Researchers shed light on how the presence of fat suppresses and estrogen increases bronchodilation

MONDAY, May 17 (HealthDay News) -- A high fat intake can increase airway inflammation and suppress bronchodilator response in people with asthma, but a concentration of estrogens may facilitate bronchodilation, and activation of estrogen receptors may be therapeutic for airway diseases, according to two studies presented at the annual meeting of the American Thoracic Society, held from May 14 to 19 in New Orleans.

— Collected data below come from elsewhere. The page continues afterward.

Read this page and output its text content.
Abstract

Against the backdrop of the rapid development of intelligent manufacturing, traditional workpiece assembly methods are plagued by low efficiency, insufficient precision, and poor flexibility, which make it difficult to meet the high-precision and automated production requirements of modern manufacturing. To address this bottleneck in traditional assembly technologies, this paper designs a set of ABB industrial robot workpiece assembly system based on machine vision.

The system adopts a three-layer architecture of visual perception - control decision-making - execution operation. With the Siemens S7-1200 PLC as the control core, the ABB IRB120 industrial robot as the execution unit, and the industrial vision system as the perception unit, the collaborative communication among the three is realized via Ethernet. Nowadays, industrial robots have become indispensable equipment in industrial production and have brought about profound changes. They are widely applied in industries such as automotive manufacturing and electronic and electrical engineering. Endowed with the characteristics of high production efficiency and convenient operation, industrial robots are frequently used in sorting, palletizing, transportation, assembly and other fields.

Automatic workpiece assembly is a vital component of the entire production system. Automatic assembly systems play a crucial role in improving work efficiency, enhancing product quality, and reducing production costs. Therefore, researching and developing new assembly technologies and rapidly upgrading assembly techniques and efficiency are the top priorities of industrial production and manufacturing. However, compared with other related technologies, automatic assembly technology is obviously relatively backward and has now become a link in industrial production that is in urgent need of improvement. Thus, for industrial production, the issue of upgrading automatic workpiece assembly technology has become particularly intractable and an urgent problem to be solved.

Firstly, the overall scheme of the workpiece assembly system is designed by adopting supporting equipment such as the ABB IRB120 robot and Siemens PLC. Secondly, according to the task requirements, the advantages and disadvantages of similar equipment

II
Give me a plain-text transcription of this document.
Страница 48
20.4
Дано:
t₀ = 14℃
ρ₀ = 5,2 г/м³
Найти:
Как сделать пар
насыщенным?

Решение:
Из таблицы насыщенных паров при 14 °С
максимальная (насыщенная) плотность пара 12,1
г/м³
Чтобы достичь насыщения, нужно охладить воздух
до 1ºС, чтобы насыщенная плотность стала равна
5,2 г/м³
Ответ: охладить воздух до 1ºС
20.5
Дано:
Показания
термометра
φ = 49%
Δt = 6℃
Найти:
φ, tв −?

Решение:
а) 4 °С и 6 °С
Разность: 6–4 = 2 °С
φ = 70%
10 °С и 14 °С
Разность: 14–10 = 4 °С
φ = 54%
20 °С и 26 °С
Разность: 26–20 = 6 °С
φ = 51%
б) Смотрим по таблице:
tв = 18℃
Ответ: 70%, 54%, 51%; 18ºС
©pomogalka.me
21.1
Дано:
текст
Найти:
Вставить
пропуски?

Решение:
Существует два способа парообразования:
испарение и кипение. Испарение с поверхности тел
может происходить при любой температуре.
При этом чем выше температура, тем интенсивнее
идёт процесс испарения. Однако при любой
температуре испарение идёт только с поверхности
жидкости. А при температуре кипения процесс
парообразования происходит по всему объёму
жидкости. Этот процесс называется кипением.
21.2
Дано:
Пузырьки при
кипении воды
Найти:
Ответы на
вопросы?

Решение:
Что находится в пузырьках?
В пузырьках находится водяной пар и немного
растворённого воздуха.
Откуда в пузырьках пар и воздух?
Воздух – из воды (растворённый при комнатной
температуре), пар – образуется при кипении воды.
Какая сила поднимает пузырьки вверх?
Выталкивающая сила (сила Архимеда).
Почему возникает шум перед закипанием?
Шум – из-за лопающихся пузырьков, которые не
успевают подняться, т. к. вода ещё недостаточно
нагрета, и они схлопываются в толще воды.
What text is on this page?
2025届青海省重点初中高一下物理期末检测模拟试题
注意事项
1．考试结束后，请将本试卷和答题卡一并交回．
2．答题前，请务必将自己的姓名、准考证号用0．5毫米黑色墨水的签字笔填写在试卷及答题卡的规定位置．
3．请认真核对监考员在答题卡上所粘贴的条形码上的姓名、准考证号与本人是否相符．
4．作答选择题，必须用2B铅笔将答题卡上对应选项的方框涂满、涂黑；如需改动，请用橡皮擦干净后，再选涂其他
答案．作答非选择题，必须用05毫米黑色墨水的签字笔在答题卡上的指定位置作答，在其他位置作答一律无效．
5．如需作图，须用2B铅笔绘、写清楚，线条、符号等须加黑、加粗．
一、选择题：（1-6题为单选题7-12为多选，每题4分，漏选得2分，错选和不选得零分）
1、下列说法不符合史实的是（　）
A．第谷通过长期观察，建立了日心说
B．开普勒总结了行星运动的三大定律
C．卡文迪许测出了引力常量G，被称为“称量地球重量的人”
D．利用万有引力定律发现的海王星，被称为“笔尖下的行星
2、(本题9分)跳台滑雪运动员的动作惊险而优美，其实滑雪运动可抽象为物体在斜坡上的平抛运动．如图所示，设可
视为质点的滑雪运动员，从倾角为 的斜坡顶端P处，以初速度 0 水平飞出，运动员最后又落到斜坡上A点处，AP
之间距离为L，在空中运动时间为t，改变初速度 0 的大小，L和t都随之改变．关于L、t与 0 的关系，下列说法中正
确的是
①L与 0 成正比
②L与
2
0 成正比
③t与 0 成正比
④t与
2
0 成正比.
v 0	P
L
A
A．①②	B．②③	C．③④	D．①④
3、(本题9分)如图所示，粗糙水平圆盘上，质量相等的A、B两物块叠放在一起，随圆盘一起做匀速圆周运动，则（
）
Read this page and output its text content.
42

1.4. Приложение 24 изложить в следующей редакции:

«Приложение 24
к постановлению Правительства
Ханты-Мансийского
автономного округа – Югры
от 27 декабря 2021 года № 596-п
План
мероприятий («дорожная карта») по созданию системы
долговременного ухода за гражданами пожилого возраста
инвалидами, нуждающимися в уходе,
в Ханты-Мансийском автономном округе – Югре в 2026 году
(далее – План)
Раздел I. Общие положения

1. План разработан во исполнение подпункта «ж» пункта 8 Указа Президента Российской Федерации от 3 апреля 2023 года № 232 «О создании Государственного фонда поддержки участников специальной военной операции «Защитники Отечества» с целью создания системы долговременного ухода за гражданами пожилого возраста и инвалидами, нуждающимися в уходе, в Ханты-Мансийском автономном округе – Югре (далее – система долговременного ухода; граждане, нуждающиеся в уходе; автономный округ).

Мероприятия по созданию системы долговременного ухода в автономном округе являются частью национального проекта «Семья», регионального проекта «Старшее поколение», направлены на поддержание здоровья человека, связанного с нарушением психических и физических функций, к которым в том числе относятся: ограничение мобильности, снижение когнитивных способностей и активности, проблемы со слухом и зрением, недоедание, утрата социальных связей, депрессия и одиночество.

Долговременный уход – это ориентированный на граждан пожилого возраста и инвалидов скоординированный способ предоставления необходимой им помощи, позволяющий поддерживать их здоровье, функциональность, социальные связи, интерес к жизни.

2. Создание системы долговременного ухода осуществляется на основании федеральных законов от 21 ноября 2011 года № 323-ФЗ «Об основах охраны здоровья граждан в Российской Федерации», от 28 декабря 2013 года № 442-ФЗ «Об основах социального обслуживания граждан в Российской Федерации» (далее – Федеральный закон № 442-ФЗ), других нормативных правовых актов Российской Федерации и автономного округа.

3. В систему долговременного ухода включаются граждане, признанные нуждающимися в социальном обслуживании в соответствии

Lisa G. Wood, Ph.D., of the University of Newcastle in Australia, and colleagues gave 16 obese subjects with asthma a high-fat/high-energy (HF) food challenge and randomized 30 non-obese subjects with asthma to receive the HF or a low-fat/low-energy (LF) food challenge. Four hours after eating, the HF subjects had a significantly higher increase in sputum neutrophils (16.4 versus 3.4 percent) and an impaired bronchodilator response compared to the LF subjects. There was no difference in the response to the HF challenge between obese subjects and non-obese subjects with asthma.

Elizabeth A. Townsend, of the Mayo Clinic College of Medicine in Rochester, Minn., and colleagues hypothesized that estrogens facilitate bronchodilation by modulating cyclic nucleotide regulation. Examining surgical lung samples of human airway smooth muscle (ASM), they found expression of both estrogen receptors ERα and ERβ. In ASM cells loaded with the Ca2+ indicator fura-2, acute exposure to 17β estradiol blunted response to bronchoconstrictor agonists, and these effects were prevented by ER antagonists.

"These novel data suggest that, in human ASM, clinically-relevant concentrations of estrogens act via ERs and the cAMP pathway to non-genomically produce bronchodilation. Activation of ERs may be a novel therapeutic mechanism in airway diseases such as asthma, especially in combination with established therapies such as β2-agonists which also act via cAMP," Townsend and colleagues conclude.